What can you, the Employer, do about it?

  1. Consider implementing equitable Cost Sharing, Consumer Driven Plans

    "Employers generally are of one mind: Although they want to provide their employees with quality health care coverage, rising costs are pushing them into benefit cuts, greater cost-sharing and exploration of consumer-driven plans. Fresh options are important to employers, who have been hammered by expense projections. Many employers will figure out very soon, if they have not already, that consumer-driven health care is the right answer to the financial and regulatory morass of the current employment-based health system. Giving consumers control over their spending not only may save significant dollars but could appease employees who are looking for more choice in their plans."
    -- Employee Benefit News, December 2001: Seeking answers, employers get only mixed messages - by Karen Lee

    With the many new cost-sharing plans that have been recently introduced by all the medical carriers, employers can adopt various techniques to drive "consumer choice" and lower premiums.

    • High/Low option is the simplest program for an employer to implement. Employer contributes equal dollars towards a more costly High coverage plan and a less expensive Low coverage plan with a deductible. The employee chooses a plan based in consideration of their share of the contribution relative to the coverage. For example, the employer offers to pay $500 towards the family premium of a $1,000 deductible plan that costs $600 and the same $500 contribution towards the family premium with no deductible that costs $800.

    • Defined Contribution is the new buzzword for a consumer-driven strategy that may very well redefine employer-employee healthcare financing. Under this arrangement, employers offer a less costly plan with deductibles and allocate a portion of the savings into the Personal Savings Account (P.S.A.). The employer may choose to contribute into the PSA of a Health Reimbursement Account (H.R.A) or Health Savings Account (H.S.A). Unlike an FSA (Flexible Savings Account), where an employee must use the funds or lose them, under Section 105, the IRS has decided that unused employer contributed funds may carry over into the next plan year.

    • The Wrap program provides the employee with the same level of benefit but integrates a high deductible with a traditional carrier while the employer self-funds the deductible portion. The secondary plan, funded by the employer and administered by a third party (TPA), helps reduce fixed expenses.

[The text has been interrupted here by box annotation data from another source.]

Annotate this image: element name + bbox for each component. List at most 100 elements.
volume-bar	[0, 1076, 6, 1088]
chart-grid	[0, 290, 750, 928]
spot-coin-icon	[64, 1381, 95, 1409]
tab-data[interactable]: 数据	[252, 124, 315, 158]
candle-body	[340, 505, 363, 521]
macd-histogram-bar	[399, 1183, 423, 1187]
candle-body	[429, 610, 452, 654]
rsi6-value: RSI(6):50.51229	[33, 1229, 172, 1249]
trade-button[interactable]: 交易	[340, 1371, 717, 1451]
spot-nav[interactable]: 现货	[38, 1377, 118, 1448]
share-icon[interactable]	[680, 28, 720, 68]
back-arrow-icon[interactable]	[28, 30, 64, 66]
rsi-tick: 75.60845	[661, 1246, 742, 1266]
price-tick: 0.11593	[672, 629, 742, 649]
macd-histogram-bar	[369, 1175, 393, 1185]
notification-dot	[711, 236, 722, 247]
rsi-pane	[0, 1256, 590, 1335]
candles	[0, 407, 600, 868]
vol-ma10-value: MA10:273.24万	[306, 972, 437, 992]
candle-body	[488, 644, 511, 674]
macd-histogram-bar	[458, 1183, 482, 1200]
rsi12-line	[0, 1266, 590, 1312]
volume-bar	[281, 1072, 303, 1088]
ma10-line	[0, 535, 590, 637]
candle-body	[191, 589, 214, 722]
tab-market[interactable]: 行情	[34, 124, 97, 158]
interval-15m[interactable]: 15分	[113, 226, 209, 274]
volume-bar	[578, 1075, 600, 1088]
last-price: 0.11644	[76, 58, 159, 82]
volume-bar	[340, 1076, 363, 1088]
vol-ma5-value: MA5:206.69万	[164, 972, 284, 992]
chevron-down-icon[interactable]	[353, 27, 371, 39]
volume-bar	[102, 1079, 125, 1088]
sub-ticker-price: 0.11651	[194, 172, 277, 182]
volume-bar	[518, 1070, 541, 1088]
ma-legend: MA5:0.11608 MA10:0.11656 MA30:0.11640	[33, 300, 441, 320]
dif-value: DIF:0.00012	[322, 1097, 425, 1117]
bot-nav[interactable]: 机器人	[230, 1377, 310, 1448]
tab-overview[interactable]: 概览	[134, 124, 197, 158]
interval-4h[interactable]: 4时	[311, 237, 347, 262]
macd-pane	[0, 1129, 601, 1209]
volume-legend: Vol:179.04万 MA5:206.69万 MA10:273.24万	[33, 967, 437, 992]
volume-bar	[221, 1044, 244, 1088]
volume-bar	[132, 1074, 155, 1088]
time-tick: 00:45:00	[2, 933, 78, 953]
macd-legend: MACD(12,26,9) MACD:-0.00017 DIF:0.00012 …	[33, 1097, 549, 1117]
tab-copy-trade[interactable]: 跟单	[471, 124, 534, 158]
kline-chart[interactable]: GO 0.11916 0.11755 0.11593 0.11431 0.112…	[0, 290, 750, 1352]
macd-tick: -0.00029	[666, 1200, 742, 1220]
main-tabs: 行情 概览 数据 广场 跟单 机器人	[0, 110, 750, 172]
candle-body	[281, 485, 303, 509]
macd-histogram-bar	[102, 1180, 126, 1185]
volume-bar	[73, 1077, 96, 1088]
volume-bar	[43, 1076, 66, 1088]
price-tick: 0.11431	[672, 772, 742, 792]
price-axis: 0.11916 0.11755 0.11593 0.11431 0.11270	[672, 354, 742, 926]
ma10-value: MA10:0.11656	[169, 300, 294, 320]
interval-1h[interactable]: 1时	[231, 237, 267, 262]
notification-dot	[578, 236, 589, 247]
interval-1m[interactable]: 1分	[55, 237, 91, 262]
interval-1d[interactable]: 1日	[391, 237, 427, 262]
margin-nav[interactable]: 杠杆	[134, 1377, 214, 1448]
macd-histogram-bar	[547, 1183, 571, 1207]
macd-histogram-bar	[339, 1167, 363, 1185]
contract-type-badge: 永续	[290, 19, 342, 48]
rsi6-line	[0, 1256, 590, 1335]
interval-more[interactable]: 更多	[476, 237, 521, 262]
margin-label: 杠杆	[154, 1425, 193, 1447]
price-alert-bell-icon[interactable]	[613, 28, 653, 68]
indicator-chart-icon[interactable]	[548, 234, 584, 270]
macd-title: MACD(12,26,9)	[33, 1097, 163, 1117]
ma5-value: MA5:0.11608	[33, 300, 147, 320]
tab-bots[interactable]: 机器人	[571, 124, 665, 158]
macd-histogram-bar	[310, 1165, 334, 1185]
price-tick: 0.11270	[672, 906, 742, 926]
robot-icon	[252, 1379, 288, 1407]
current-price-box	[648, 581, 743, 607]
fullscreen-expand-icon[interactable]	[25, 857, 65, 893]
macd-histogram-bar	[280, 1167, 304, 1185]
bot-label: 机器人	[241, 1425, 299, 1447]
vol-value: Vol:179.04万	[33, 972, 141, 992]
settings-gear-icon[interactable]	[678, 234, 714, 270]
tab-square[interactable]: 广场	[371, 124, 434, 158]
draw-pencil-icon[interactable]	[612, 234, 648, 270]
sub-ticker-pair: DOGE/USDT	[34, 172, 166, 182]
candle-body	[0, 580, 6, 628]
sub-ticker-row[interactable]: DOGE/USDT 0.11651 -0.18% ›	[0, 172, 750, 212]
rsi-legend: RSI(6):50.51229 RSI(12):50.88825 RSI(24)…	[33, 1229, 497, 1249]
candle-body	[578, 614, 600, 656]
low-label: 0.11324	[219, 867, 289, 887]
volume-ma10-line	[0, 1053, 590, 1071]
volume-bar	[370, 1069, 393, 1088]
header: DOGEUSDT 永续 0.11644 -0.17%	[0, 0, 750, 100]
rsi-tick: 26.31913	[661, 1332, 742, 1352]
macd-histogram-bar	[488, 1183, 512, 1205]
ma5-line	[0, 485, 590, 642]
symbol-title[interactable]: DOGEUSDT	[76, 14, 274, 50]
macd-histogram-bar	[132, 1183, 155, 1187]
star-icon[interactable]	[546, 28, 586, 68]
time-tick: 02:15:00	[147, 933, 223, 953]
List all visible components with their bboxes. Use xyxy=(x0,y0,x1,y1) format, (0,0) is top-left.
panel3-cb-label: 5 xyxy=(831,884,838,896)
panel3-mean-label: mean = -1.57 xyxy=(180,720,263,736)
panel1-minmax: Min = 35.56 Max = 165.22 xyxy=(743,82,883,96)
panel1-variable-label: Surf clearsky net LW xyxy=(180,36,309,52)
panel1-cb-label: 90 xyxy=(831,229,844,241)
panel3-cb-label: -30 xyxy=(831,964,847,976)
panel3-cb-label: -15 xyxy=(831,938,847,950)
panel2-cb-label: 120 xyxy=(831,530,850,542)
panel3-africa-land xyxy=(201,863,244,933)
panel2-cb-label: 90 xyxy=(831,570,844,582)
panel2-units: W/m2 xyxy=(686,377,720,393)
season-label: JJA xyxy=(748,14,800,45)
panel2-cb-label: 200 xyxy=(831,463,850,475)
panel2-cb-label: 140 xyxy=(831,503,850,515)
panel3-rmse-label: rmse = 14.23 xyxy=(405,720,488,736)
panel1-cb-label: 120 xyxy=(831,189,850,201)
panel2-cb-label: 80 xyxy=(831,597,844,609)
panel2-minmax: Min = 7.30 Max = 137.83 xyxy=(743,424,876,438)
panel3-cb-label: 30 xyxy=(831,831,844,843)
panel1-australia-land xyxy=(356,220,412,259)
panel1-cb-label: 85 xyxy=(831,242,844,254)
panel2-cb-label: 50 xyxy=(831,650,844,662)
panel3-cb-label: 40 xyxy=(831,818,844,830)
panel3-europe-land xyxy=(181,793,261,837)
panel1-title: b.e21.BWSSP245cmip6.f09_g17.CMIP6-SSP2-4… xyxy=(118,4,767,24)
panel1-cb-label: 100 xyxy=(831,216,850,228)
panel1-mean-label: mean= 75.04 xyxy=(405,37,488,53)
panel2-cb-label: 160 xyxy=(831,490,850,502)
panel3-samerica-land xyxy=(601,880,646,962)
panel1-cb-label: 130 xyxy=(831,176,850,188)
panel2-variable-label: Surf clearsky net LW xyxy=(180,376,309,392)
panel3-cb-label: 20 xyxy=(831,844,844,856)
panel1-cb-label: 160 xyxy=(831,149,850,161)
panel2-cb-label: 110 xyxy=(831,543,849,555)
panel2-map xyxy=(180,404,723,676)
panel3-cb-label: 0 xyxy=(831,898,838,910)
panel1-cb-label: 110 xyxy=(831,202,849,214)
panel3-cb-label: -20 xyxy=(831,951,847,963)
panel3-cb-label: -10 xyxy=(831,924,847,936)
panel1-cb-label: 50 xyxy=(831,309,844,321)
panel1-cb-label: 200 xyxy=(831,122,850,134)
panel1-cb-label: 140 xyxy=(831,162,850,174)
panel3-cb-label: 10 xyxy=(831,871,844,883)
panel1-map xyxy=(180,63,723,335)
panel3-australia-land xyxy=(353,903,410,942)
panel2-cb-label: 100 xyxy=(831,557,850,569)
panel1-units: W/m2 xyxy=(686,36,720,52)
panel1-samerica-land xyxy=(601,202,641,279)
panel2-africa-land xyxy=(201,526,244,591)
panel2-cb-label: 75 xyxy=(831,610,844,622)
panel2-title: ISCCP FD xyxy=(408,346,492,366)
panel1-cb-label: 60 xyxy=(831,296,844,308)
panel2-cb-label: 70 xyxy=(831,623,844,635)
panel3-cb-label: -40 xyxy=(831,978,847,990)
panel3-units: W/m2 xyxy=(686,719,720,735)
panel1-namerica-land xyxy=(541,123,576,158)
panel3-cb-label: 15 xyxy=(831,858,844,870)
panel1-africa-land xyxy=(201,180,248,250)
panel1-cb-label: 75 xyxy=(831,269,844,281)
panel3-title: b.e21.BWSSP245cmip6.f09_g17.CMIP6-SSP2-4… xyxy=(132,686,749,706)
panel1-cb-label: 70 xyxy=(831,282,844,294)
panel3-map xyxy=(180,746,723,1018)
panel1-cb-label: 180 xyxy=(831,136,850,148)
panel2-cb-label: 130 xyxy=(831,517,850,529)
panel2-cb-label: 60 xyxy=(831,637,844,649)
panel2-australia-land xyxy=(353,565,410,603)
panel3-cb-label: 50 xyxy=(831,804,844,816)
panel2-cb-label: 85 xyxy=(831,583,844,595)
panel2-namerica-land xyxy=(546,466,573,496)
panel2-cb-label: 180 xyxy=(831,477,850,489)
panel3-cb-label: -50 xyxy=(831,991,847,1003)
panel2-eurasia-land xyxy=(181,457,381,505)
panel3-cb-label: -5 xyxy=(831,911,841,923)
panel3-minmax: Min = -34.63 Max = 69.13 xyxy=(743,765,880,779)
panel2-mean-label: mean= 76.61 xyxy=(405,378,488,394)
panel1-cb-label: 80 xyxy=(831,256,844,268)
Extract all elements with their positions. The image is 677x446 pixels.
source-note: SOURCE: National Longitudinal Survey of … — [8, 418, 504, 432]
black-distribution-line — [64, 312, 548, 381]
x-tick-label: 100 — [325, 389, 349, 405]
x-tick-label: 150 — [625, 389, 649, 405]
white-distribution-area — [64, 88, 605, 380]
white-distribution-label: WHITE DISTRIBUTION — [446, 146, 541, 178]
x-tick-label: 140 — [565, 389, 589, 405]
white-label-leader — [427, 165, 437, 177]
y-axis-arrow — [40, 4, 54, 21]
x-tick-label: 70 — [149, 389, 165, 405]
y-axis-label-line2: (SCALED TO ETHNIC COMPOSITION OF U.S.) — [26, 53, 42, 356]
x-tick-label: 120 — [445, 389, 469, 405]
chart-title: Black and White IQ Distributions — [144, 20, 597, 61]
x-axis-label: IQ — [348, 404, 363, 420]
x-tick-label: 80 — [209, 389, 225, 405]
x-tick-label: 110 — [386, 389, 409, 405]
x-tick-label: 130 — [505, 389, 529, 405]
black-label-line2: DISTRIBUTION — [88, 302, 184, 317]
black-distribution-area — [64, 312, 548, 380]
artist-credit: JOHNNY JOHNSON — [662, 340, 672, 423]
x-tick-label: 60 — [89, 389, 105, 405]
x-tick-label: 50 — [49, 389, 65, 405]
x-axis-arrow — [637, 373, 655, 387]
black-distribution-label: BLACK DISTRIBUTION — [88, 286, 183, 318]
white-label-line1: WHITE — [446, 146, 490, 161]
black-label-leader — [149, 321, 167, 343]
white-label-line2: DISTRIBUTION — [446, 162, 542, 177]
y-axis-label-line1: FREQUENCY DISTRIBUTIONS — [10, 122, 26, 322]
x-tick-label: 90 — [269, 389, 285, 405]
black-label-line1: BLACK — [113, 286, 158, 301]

  2. Employ the services of a Health & Welfare benefit specialist

    In addition to the complexities resulting from the many new medical insurance products integrated with various Third Party Administrators and innovative consumer choice techniques, a thorough understanding of each carrier's requirement provisions such as dual and alongside options, participation requirements, and more, must be carefully considered. As the group insurance market continues to become increasingly more complex, the value of a benefit expert with the sophistication to provide a comprehensive risk analysis has compounded. The insurance generalist is no longer likely to provide such due-diligence while other Health Insurance Brokers are simply not responsive to the demands of these sweeping changes.